I cantanti lasciati ognuno al proprio estro , tanto la parte più o meno la conoscevano già tutti e forse per quanto gravato da un improvviso malessere il più aderente al personaggio risultava comunque Michele Pertusi che con grande mestiere è riuscito a portare in fondo la rappresentazione.

Meli nel ruolo del titolo ha qualche problema qua e là. Anche se può capitare a tutti la mezza stecca non gli perdono il gesto sempre uguale  “ da tenore d’antan”.

Lo stesso vale per Salsi , gli si confanno di più i ruoli da cattivo , qui altre sottigliezze avrebbe in serbo la musica per lui e forse non ne approfitta abbastanza.

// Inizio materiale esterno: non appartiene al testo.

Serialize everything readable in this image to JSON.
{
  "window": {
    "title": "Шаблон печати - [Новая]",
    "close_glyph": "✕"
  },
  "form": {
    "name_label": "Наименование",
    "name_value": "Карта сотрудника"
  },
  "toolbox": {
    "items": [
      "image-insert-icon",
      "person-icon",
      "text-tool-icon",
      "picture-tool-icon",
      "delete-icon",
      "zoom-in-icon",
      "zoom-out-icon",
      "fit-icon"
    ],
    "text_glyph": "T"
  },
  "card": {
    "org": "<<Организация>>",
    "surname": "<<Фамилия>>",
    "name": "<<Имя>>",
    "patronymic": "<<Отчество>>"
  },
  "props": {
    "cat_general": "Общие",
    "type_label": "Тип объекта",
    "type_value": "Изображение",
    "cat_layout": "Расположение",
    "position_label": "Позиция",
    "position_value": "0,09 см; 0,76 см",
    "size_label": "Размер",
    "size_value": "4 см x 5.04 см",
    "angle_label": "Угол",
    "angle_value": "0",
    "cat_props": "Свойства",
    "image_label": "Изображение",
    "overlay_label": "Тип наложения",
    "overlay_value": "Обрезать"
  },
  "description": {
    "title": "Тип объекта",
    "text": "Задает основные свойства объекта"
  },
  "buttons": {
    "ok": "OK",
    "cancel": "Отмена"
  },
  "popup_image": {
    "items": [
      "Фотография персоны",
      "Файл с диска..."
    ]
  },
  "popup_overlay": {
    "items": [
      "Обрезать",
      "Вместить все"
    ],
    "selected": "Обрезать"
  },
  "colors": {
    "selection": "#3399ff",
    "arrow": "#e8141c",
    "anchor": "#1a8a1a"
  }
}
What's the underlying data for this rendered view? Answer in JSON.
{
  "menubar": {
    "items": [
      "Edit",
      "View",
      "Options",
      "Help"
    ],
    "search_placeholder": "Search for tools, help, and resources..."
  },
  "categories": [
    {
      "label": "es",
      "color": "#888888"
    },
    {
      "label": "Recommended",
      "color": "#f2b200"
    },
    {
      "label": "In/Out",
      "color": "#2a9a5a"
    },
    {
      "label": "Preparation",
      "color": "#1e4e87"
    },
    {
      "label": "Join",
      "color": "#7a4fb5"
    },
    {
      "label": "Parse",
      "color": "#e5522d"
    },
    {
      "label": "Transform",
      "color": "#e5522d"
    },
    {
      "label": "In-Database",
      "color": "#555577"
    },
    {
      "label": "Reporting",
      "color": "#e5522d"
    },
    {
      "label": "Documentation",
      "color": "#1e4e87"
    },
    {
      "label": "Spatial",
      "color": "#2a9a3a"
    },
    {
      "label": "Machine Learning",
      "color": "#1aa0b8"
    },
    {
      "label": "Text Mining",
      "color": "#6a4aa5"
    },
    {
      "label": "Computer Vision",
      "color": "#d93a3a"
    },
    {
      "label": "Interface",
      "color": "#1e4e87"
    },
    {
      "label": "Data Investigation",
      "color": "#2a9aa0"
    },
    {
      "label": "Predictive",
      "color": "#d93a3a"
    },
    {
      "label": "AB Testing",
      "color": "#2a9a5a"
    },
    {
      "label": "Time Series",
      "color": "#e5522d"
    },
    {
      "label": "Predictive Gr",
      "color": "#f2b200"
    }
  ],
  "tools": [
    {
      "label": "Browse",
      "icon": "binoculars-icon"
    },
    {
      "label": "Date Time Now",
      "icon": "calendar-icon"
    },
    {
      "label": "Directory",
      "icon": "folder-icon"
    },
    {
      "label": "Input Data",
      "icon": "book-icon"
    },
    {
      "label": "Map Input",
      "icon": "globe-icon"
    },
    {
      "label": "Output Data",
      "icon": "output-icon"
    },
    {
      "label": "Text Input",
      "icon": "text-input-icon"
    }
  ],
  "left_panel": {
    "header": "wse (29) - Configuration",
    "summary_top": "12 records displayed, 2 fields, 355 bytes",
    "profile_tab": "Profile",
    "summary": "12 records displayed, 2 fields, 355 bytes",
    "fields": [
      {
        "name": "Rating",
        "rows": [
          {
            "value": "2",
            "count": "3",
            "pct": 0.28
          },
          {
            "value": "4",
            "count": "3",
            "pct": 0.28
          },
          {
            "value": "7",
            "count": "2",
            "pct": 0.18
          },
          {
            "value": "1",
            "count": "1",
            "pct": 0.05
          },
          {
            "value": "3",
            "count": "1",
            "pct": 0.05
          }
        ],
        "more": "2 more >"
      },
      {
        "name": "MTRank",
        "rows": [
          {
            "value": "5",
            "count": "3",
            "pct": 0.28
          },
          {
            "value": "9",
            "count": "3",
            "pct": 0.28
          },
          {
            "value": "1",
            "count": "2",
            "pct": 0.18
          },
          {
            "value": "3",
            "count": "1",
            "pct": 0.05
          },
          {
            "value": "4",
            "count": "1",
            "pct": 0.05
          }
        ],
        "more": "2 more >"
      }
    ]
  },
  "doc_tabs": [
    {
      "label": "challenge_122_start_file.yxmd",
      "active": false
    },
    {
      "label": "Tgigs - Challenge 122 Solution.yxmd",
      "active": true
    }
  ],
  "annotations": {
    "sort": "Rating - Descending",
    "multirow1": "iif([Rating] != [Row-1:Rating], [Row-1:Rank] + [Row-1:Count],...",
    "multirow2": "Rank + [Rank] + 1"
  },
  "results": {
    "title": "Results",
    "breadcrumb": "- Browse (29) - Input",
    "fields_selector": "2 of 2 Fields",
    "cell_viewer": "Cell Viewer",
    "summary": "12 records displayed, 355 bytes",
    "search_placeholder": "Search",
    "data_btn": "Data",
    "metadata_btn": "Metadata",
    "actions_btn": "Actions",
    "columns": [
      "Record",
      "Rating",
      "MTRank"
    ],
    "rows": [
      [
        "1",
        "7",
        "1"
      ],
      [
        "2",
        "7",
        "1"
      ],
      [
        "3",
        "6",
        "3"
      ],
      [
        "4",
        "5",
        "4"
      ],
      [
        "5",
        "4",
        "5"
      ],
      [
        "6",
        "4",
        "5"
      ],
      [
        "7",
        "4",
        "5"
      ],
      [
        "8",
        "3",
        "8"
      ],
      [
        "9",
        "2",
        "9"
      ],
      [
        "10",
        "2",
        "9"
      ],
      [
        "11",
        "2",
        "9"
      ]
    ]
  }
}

Tra le due donne trionfa la Garanca, una che quando canta sa anche recitare , un po’ meno la grande voce ( sempre più profonda ) della Netrebko che ancora si mangia le parole e dichiaratamente si capisce che non sa bene quello che dice , ma per chi ama ancora i suoi  preziosi filati e la sua estensione vocale si merita gli applausi degli spettatori compiacenti.

Poco da dire , anzi quasi niente sulla scenografia , belli i costumi , più o meno banalmente copiati dai quadri dell’epoca . Effetto usato sicuro.

Avrei anche qualcosa da dire sulla prestazione orchestrale , i fiati non sono sempre all’altezza , coro invece sempre perfetto, come da tradizione scaligera.

Chailly contento , come al solito fa le scelte “originali” , come l’ha scritta Verdi e come al solito io ripeto che mi manca il primo atto, ma sono una vecchia noiosa.

C’è anche chi ha detto che durava già troppo , evidentemente la colpa non è del grande compositore , lui ha scritto uno dei suoi più grandi capolavori che  noi possiamo recuperare in  DVD di altri allestimenti a noi più cari.

Propongo infine una petizione per levarci di torno il duo Carlucci/ Vespa e non sono bastati i siparietti di Marcorè e Pivetti a rendere meno penosi gli intervalli.

Se volete capirne di più guardate la sobrietà dei commenti su ARTE, il resto è silenzio.